Magic-Angle Flat Bands and Light Localization in Bilayer Honeycomb Photonic Crystals with A Small Twist

The new physics of magic-angle effects in twisted bilayer graphene motivated vast investigation into the flat bands hosted by van der Waals moiré structures. Considering the unique correspondence between condensed matter systems and photonic systems, it is important to study the photonic counterparts of twisted bilayer graphene with potential applications including Bose-Einstein condensation. However, the correlation between photonic flat bands and bilayer photonic moiré systems lacks in-depth formulation, impeding further development of moiré photonics. Here, we report a theoretical model of low-angle twisted bilayer honeycomb photonic crystals with a subwavelength interlayer separation (as a close analogy of twisted bilayer graphene).
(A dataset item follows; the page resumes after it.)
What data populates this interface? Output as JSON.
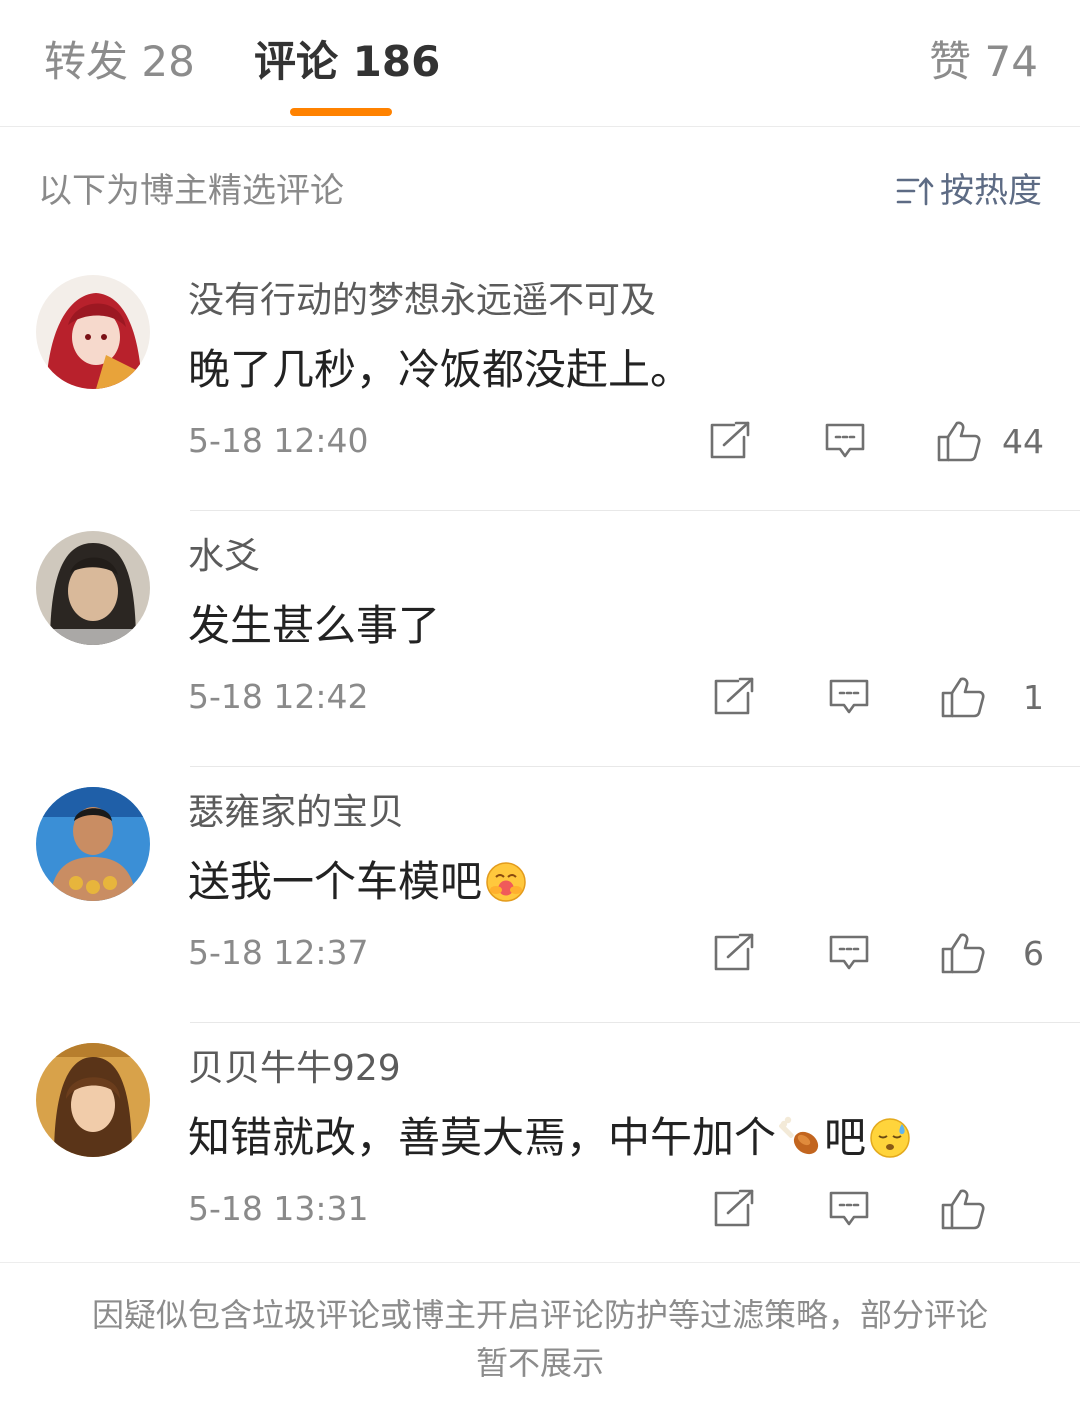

A coupled mode theory is used to describe the crosstalk among photonic units, followed by a continuum model of optical modes. Using our theoretical description, we discover magic-angle photonic flat bands with spiky photonic density of states. A phase diagram is constructed to correlate the twist angle and interlayer separation dependencies to the photonic magic angles. Full-wave simulation is conducted to verify the theoretical model, resolving that non-Anderson-type light localization exists in the AA regions at the magic angles. Our findings reveal a salient correspondence between fermionic and bosonic moiré systems and pave the avenue toward novel applications through advanced photonic band or state engineering.